2. In the compiler you (should) have developed to allow for characters as well as integers and booleans it was suggested that you use C-like syntax for casting, for example
int i = 60;
char c = (char) (4 + i);
c = (char) (int) 'a';
i = (int) c + 45
In Modula-2, what amounts to casting operations uses a syntax exemplified by
i = 60;
c = CHAR(4 + i);
c = CHAR( INTEGER('a') );
i = INTEGER(c) + 45;
How would you alter your compiler to use this latter approach. Which strikes you as "better"? Justify your answer.
3. The original Parva grammar in chapter 14 of the text book defines expressions as follows (note that this incorporates the idea of allowing "function calls" as part of an expression, which we did not cover in Practical 25):
Expression = AddExp [ RelOp AddExp ] .
AddExp = [ "+" | "-" ] Term { AddOp Term } .
Term = Factor { MulOp Factor } .
Factor = Designator [ "(" Arguments ")" ]
| Constant
| "new" BasicType "[" Expression "]"
| "!" Factor
| "(" Expression ")" .
What, if anything, would be the difference if this were replaced by
Expression = AddExp [ RelOp AddExp ] .
AddExp = Term { AddOp Term } .
Term = Factor { MulOp Factor } .
Factor = Designator [ "(" Arguments ")" ]
| Constant
| "new" BasicType "[" Expression "]"
| "!" Factor
| "+" Factor
| "-" Factor
| "(" Expression ")" .
4. Here is a true story. A few years ago I received an e-mail from one of the many users of Coco/R in the world. He was looking for advice on how best to write Cocol productions that would describe a situation in which one non-terminal A could derive four other non-terminals W, X, Y, Z. These could appear in any order in the sentential form, but there was a restriction that each one of the four had to appear exactly once.

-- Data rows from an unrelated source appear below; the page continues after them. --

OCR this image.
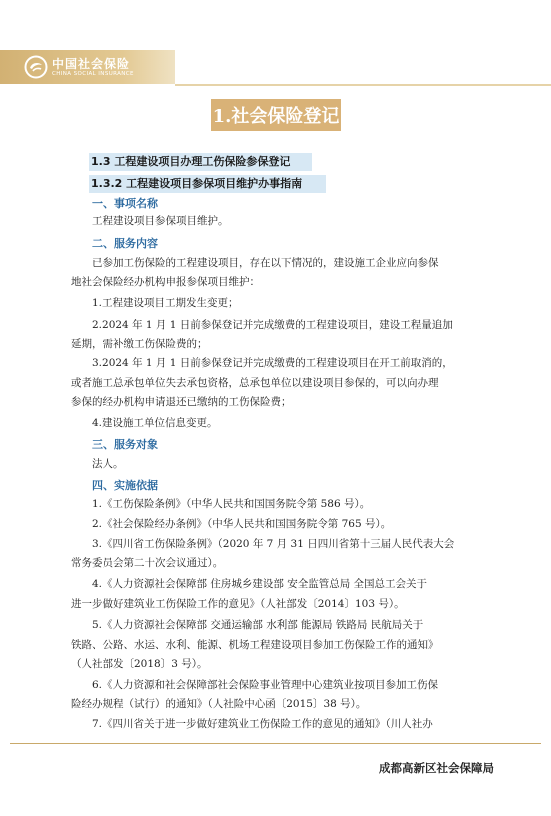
中国社会保险
CHINA SOCIAL INSURANCE
1.社会保险登记
1.3 工程建设项目办理工伤保险参保登记
1.3.2 工程建设项目参保项目维护办事指南
一、事项名称
工程建设项目参保项目维护。
二、服务内容
已参加工伤保险的工程建设项目，存在以下情况的，建设施工企业应向参保
地社会保险经办机构申报参保项目维护：
1.工程建设项目工期发生变更；
2.2024 年 1 月 1 日前参保登记并完成缴费的工程建设项目，建设工程量追加
延期，需补缴工伤保险费的；
3.2024 年 1 月 1 日前参保登记并完成缴费的工程建设项目在开工前取消的，
或者施工总承包单位失去承包资格，总承包单位以建设项目参保的，可以向办理
参保的经办机构申请退还已缴纳的工伤保险费；
4.建设施工单位信息变更。
三、服务对象
法人。
四、实施依据
1.《工伤保险条例》（中华人民共和国国务院令第 586 号）。
2.《社会保险经办条例》（中华人民共和国国务院令第 765 号）。
3.《四川省工伤保险条例》（2020 年 7 月 31 日四川省第十三届人民代表大会
常务委员会第二十次会议通过）。
4.《人力资源社会保障部 住房城乡建设部 安全监管总局 全国总工会关于
进一步做好建筑业工伤保险工作的意见》（人社部发〔2014〕103 号）。
5.《人力资源社会保障部 交通运输部 水利部 能源局 铁路局 民航局关于
铁路、公路、水运、水利、能源、机场工程建设项目参加工伤保险工作的通知》
（人社部发〔2018〕3 号）。
6.《人力资源和社会保障部社会保险事业管理中心建筑业按项目参加工伤保
险经办规程（试行）的通知》（人社险中心函〔2015〕38 号）。
7.《四川省关于进一步做好建筑业工伤保险工作的意见的通知》（川人社办
成都高新区社会保障局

He had realised that he could enumerate all 24 possibilities, on the lines of
A = W X Y Z | W X Z Y | W Y X Z | ....
but observed very astutely that this was very tedious, and also would become extremely tedious if one were to be faced with a more general situation in which one non-terminal could derive N alternatives, which could appear in order but subject to the restriction that each should appear once.
Write the appropriate parts of a Cocol specification that will describe the situation and check that the restrictions are correctly met. (Restrict your answer to the case of 4 derived non-terminals, as above.)

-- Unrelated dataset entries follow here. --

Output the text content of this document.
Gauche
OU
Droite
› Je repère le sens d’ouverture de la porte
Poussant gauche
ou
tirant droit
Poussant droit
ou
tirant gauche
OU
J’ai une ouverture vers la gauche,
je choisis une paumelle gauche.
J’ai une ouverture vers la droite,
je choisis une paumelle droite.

5. As you should know, if one wishes to let line ends become significant in Cocol grammars one resorts to writing code like
CHARACTERS
LF = CHR(10).
TOKENS
EOL = LF .
It would not be very difficult - and it might be deemed an improvement - to modify Coco/R to allow for LF and EOL to become "key words" (just as ANY and EOF are key words).
Coco/R is itself defined by a Cocol grammar, and, like the compilers you have just worked with, this can be used to create the scanner, parser and driver classes, which are then compiled along with the classes that handle symbol tables and other data structures. Give a T-diagram representation of how one could produce a new Java version of Coco/R that incorporates the new features.
6. Given that you had access to this new version of Coco/R. how would you modify the Parva grammar so that at the end of compilation it could tell you how many lines of source code had been compiled?
7. Here is another true story. Some years ago a group of third year Rhodes students formed a team for one of the ACM programming competitions. One of the problems was quite clearly one for which their knowledge of Coco/R meant they could write a simple grammar and literally solve it within minutes. Unfortunately, solutions had to be able to read from standard input and write to standard output, so that they could be tested with (hidden) data by giving a command like
java -jar Solution.jar <data >results
Standard Coco requires that the input file name be supplied as a command line parameter
java -jar Solution.jar data >results
Time did not permit them to modify Coco/R. Given that you have some time, suggest howe could produce a version of Coco/R suited to solving ACM competition problems.